Blowing smoke: The hypocrisy of EPA’s emissions mandates
May 1, 2011
If you asked me to name the one thing to have the biggest impact on the trucking industry ever, you may be surprised by my answer. This one thing has had an impact on every single one of us in some way. Its purpose is to make things better for...
If you asked me to name the one thing to have the biggest impact on the trucking industry ever, you may be surprised by my answer. This one thing has had an impact on every single one of us in some way. Its purpose is to make things better for everyone, but I believe it has failed to do that for a number of reasons.
The thing to which I refer is: emissions control. On paper it seems a no brainer, but in the real world it’s as useful as mud flaps on a tortoise.
Even the most stringent supporter and enforcer of emissions control, our friends down in California, have no real proof that the EPA regulations have had an impact on air quality.
In fact, the most noticeable difference in pollution levels came with the recent economic downturn, but the lower pollution wasn’t attributed to the lower levels of truck traffic, it was because of fewer numbers of large ships arriving and leaving the ports and less pollution from manufacturing.
Yes, that’s correct, container ships and other industry are the main polluters, yet every single truck put onto the highways of North America in the last decade has had to conform to EPA regulations.

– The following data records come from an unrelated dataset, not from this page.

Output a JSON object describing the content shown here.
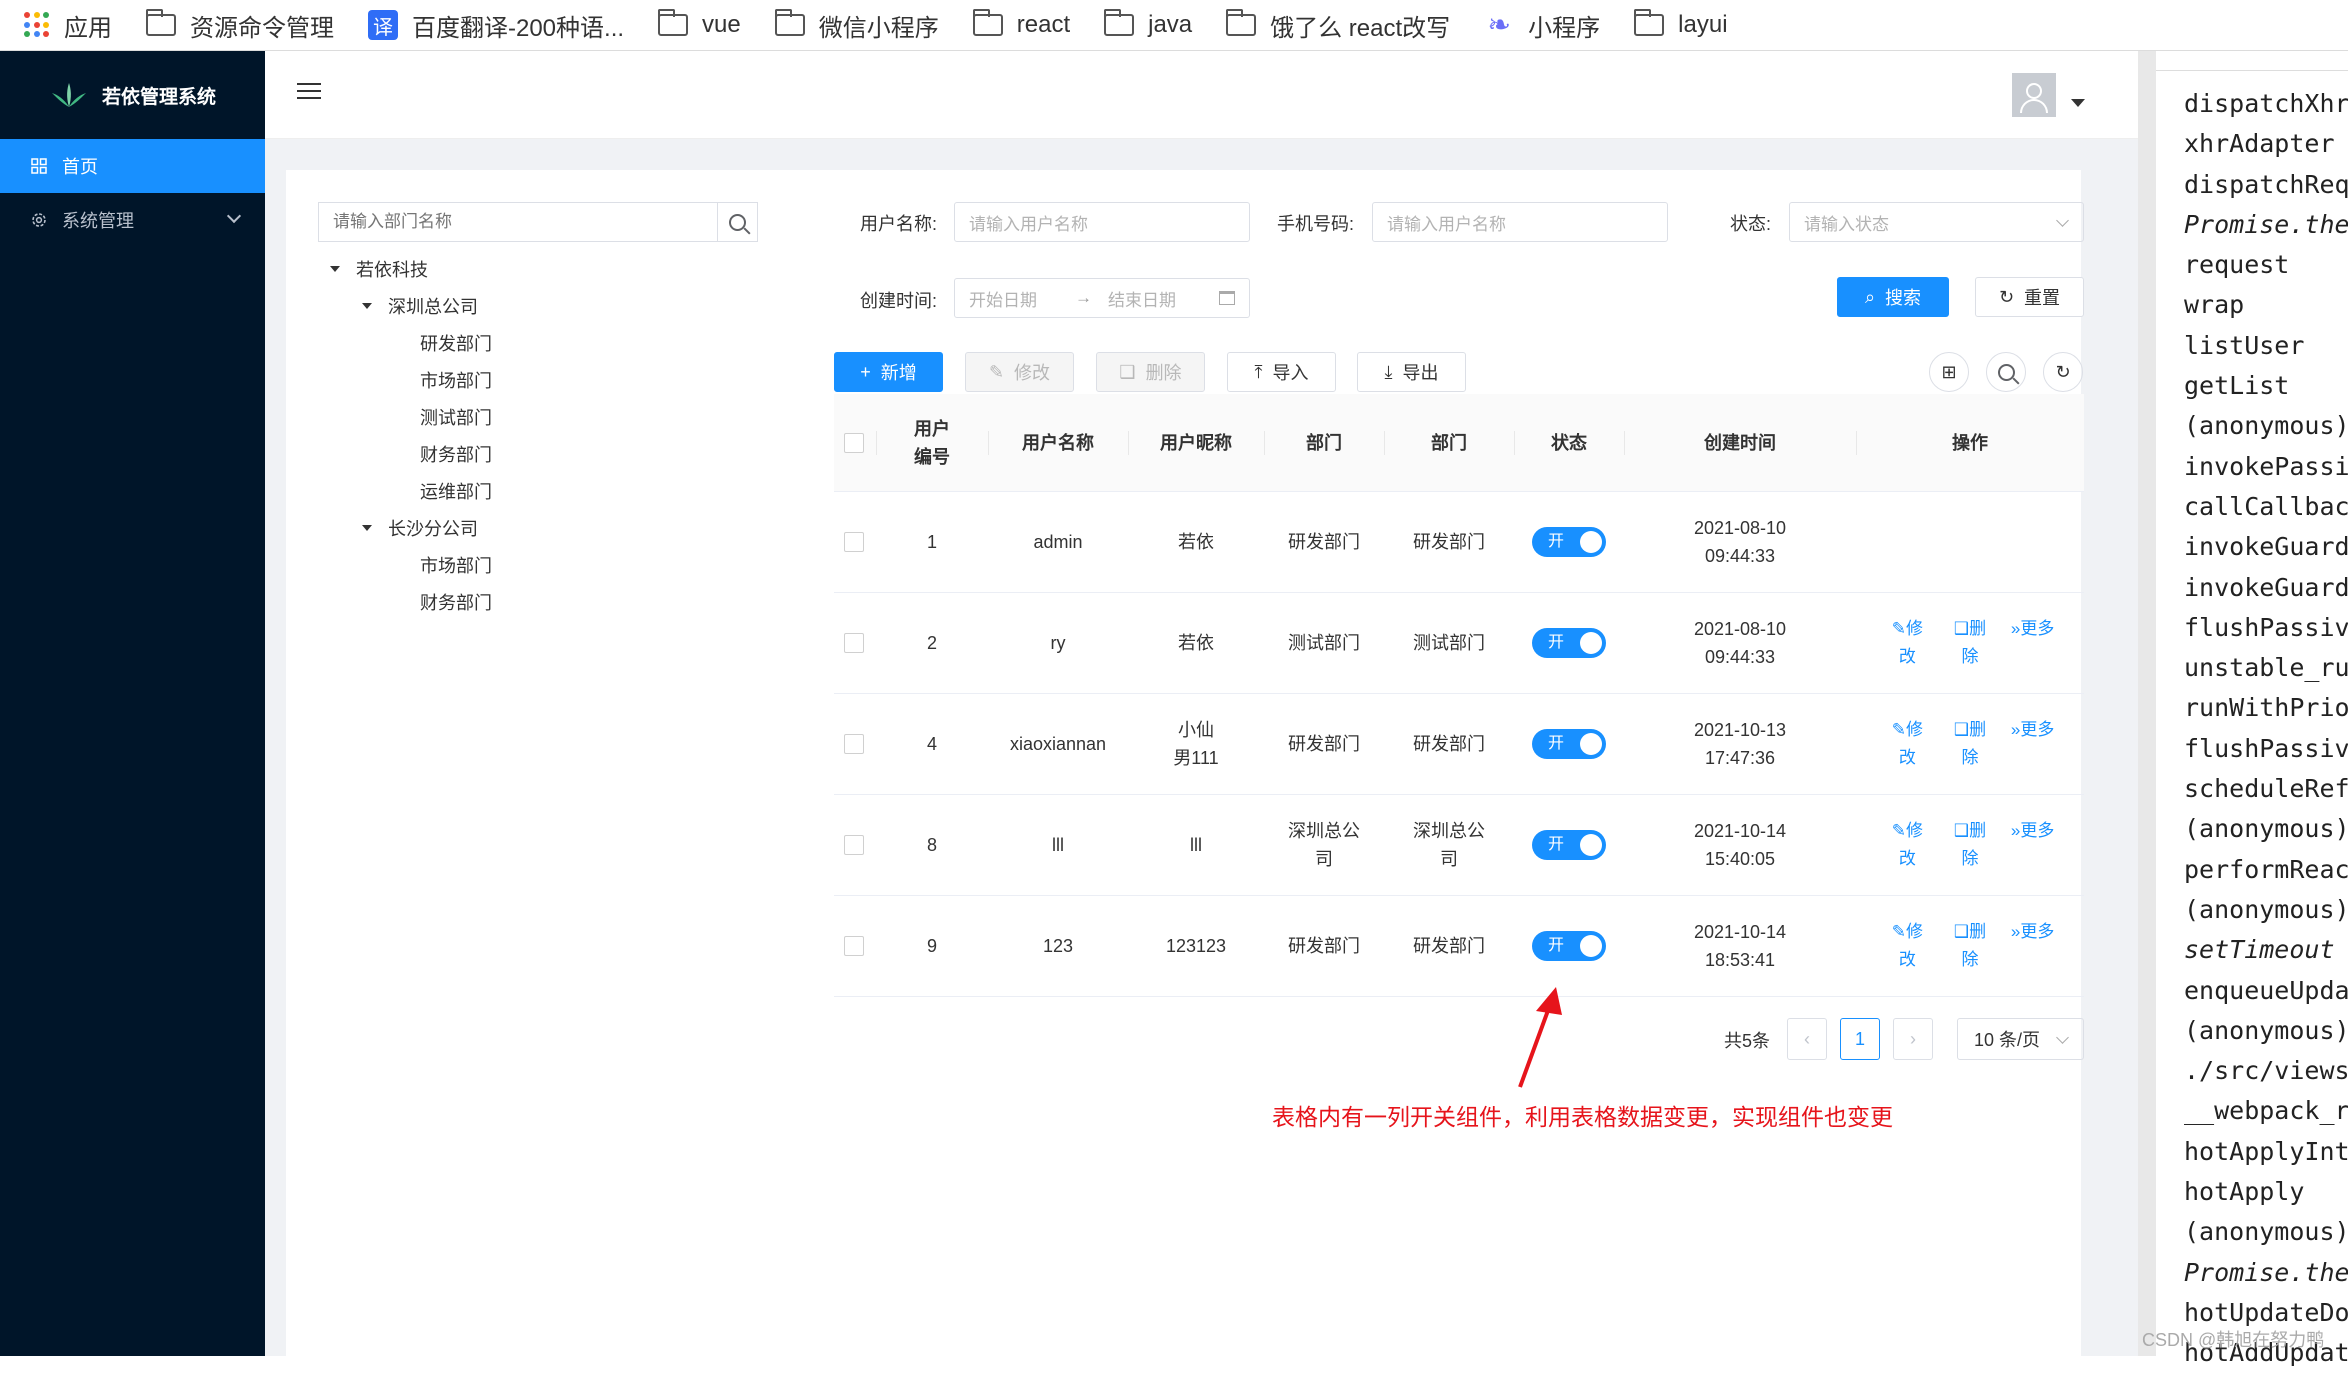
{
  "bookmarks": [
    {
      "label": "应用",
      "icon": "apps-grid-icon"
    },
    {
      "label": "资源命令管理",
      "icon": "folder-icon"
    },
    {
      "label": "百度翻译-200种语...",
      "icon": "translate-icon"
    },
    {
      "label": "vue",
      "icon": "folder-icon"
    },
    {
      "label": "微信小程序",
      "icon": "folder-icon"
    },
    {
      "label": "react",
      "icon": "folder-icon"
    },
    {
      "label": "java",
      "icon": "folder-icon"
    },
    {
      "label": "饿了么 react改写",
      "icon": "folder-icon"
    },
    {
      "label": "小程序",
      "icon": "mini-program-icon"
    },
    {
      "label": "layui",
      "icon": "folder-icon"
    }
  ],
  "sidebar": {
    "title": "若依管理系统",
    "items": [
      {
        "label": "首页",
        "icon": "dashboard-icon"
      },
      {
        "label": "系统管理",
        "icon": "gear-icon"
      }
    ]
  },
  "tree": {
    "search_placeholder": "请输入部门名称",
    "nodes": [
      {
        "label": "若依科技"
      },
      {
        "label": "深圳总公司"
      },
      {
        "label": "研发部门"
      },
      {
        "label": "市场部门"
      },
      {
        "label": "测试部门"
      },
      {
        "label": "财务部门"
      },
      {
        "label": "运维部门"
      },
      {
        "label": "长沙分公司"
      },
      {
        "label": "市场部门"
      },
      {
        "label": "财务部门"
      }
    ]
  },
  "filters": {
    "username_label": "用户名称:",
    "username_placeholder": "请输入用户名称",
    "phone_label": "手机号码:",
    "phone_placeholder": "请输入用户名称",
    "status_label": "状态:",
    "status_placeholder": "请输入状态",
    "created_label": "创建时间:",
    "start_placeholder": "开始日期",
    "range_sep": "→",
    "end_placeholder": "结束日期",
    "search_btn": "搜索",
    "reset_btn": "重置"
  },
  "toolbar": {
    "add": "新增",
    "edit": "修改",
    "delete": "删除",
    "import": "导入",
    "export": "导出"
  },
  "table": {
    "columns": [
      "用户编号",
      "用户名称",
      "用户昵称",
      "部门",
      "部门",
      "状态",
      "创建时间",
      "操作"
    ],
    "rows": [
      {
        "id": "1",
        "username": "admin",
        "nickname": "若依",
        "dept1": "研发部门",
        "dept2": "研发部门",
        "status": "开",
        "date": "2021-08-10",
        "time": "09:44:33",
        "ops": false
      },
      {
        "id": "2",
        "username": "ry",
        "nickname": "若依",
        "dept1": "测试部门",
        "dept2": "测试部门",
        "status": "开",
        "date": "2021-08-10",
        "time": "09:44:33",
        "ops": true
      },
      {
        "id": "4",
        "username": "xiaoxiannan",
        "nickname": "小仙男111",
        "dept1": "研发部门",
        "dept2": "研发部门",
        "status": "开",
        "date": "2021-10-13",
        "time": "17:47:36",
        "ops": true
      },
      {
        "id": "8",
        "username": "lll",
        "nickname": "lll",
        "dept1": "深圳总公司",
        "dept2": "深圳总公司",
        "status": "开",
        "date": "2021-10-14",
        "time": "15:40:05",
        "ops": true
      },
      {
        "id": "9",
        "username": "123",
        "nickname": "123123",
        "dept1": "研发部门",
        "dept2": "研发部门",
        "status": "开",
        "date": "2021-10-14",
        "time": "18:53:41",
        "ops": true
      }
    ],
    "op_edit": "修改",
    "op_delete": "删除",
    "op_more": "更多"
  },
  "pagination": {
    "total": "共5条",
    "current": "1",
    "page_size": "10 条/页"
  },
  "annotation": "表格内有一列开关组件，利用表格数据变更，实现组件也变更",
  "devtools_stack": [
    {
      "text": "dispatchXhrRequest",
      "italic": false
    },
    {
      "text": "xhrAdapter",
      "italic": false
    },
    {
      "text": "dispatchRequest",
      "italic": false
    },
    {
      "text": "Promise.then",
      "italic": true
    },
    {
      "text": "request",
      "italic": false
    },
    {
      "text": "wrap",
      "italic": false
    },
    {
      "text": "listUser",
      "italic": false
    },
    {
      "text": "getList",
      "italic": false
    },
    {
      "text": "(anonymous)",
      "italic": false
    },
    {
      "text": "invokePassiveEffectCreate",
      "italic": false
    },
    {
      "text": "callCallback",
      "italic": false
    },
    {
      "text": "invokeGuardedCallbackDev",
      "italic": false
    },
    {
      "text": "invokeGuardedCallback",
      "italic": false
    },
    {
      "text": "flushPassiveEffectsImpl",
      "italic": false
    },
    {
      "text": "unstable_runWithPriority",
      "italic": false
    },
    {
      "text": "runWithPriority",
      "italic": false
    },
    {
      "text": "flushPassiveEffects",
      "italic": false
    },
    {
      "text": "scheduleRefresh",
      "italic": false
    },
    {
      "text": "(anonymous)",
      "italic": false
    },
    {
      "text": "performReactRefresh",
      "italic": false
    },
    {
      "text": "(anonymous)",
      "italic": false
    },
    {
      "text": "setTimeout (async)",
      "italic": true
    },
    {
      "text": "enqueueUpdate",
      "italic": false
    },
    {
      "text": "(anonymous)",
      "italic": false
    },
    {
      "text": "./src/views/",
      "italic": false
    },
    {
      "text": "__webpack_require__",
      "italic": false
    },
    {
      "text": "hotApplyInternal",
      "italic": false
    },
    {
      "text": "hotApply",
      "italic": false
    },
    {
      "text": "(anonymous)",
      "italic": false
    },
    {
      "text": "Promise.then",
      "italic": true
    },
    {
      "text": "hotUpdateDownloaded",
      "italic": false
    },
    {
      "text": "hotAddUpdateChunk",
      "italic": false
    }
  ],
  "watermark": "CSDN @韩旭在努力鸭",
  "colors": {
    "sidebar_bg": "#001529",
    "primary": "#1890ff",
    "annotation": "#e6141b"
  }
}
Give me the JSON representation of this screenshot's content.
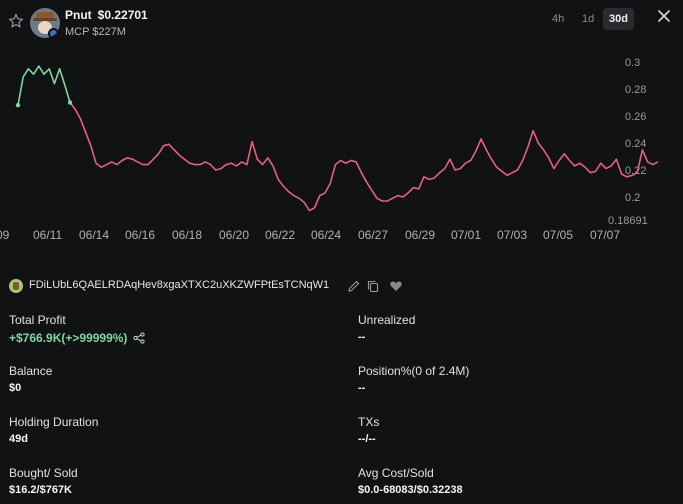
{
  "header": {
    "token_symbol": "Pnut",
    "price": "$0.22701",
    "mcp": "MCP $227M",
    "timeframes": [
      "4h",
      "1d",
      "30d"
    ],
    "active_timeframe": "30d"
  },
  "chart_data": {
    "type": "line",
    "x_tick_labels": [
      "09",
      "06/11",
      "06/14",
      "06/16",
      "06/18",
      "06/20",
      "06/22",
      "06/24",
      "06/27",
      "06/29",
      "07/01",
      "07/03",
      "07/05",
      "07/07"
    ],
    "y_tick_labels": [
      "0.3",
      "0.28",
      "0.26",
      "0.24",
      "0.22",
      "0.2",
      "0.18691"
    ],
    "ylim": [
      0.18691,
      0.3
    ],
    "series": [
      {
        "color_early": "#7fd6a0",
        "color_late": "#e8607a",
        "values": [
          0.268,
          0.289,
          0.295,
          0.291,
          0.297,
          0.291,
          0.295,
          0.284,
          0.295,
          0.283,
          0.27,
          0.265,
          0.258,
          0.248,
          0.238,
          0.225,
          0.222,
          0.224,
          0.226,
          0.224,
          0.227,
          0.229,
          0.228,
          0.226,
          0.224,
          0.224,
          0.228,
          0.232,
          0.238,
          0.239,
          0.235,
          0.231,
          0.228,
          0.225,
          0.224,
          0.224,
          0.226,
          0.224,
          0.22,
          0.221,
          0.224,
          0.225,
          0.223,
          0.226,
          0.224,
          0.241,
          0.228,
          0.224,
          0.229,
          0.223,
          0.213,
          0.208,
          0.204,
          0.201,
          0.199,
          0.196,
          0.19,
          0.192,
          0.201,
          0.203,
          0.21,
          0.224,
          0.227,
          0.225,
          0.227,
          0.226,
          0.218,
          0.211,
          0.205,
          0.199,
          0.197,
          0.197,
          0.199,
          0.201,
          0.2,
          0.203,
          0.207,
          0.206,
          0.215,
          0.213,
          0.214,
          0.218,
          0.221,
          0.228,
          0.22,
          0.221,
          0.225,
          0.227,
          0.234,
          0.243,
          0.235,
          0.228,
          0.222,
          0.219,
          0.216,
          0.218,
          0.22,
          0.227,
          0.237,
          0.249,
          0.24,
          0.235,
          0.229,
          0.221,
          0.227,
          0.232,
          0.227,
          0.223,
          0.225,
          0.222,
          0.218,
          0.219,
          0.225,
          0.221,
          0.223,
          0.228,
          0.217,
          0.215,
          0.216,
          0.218,
          0.235,
          0.226,
          0.224,
          0.226
        ]
      }
    ]
  },
  "wallet": {
    "address": "FDiLUbL6QAELRDAqHev8xgaXTXC2uXKZWFPtEsTCNqW1"
  },
  "stats": {
    "total_profit_label": "Total Profit",
    "total_profit_value": "+$766.9K(+>99999%)",
    "unrealized_label": "Unrealized",
    "unrealized_value": "--",
    "balance_label": "Balance",
    "balance_value": "$0",
    "position_label": "Position%(0 of 2.4M)",
    "position_value": "--",
    "holding_label": "Holding Duration",
    "holding_value": "49d",
    "txs_label": "TXs",
    "txs_value": "--/--",
    "bought_sold_label": "Bought/ Sold",
    "bought_sold_value": "$16.2/$767K",
    "avg_cost_label": "Avg Cost/Sold",
    "avg_cost_value": "$0.0-68083/$0.32238"
  },
  "icons": {
    "star": "star-icon",
    "close": "close-icon",
    "edit": "pencil-icon",
    "copy": "copy-icon",
    "heart": "heart-icon",
    "share": "share-icon"
  }
}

Now, why is that? I honestly do not know, but I can be my cynical self and say that it’s because we’re an easy target, both in terms of the public perception of us as a whole and that we, as an industry, seem to have a guilt complex which makes us do as we’re told, no matter how silly the instruction.
Why do we act this way? Yes we have big vehicles that are slower than cars, we take up more room at intersections and we are very visible when things go wrong. But we perform a service – not just any old service either.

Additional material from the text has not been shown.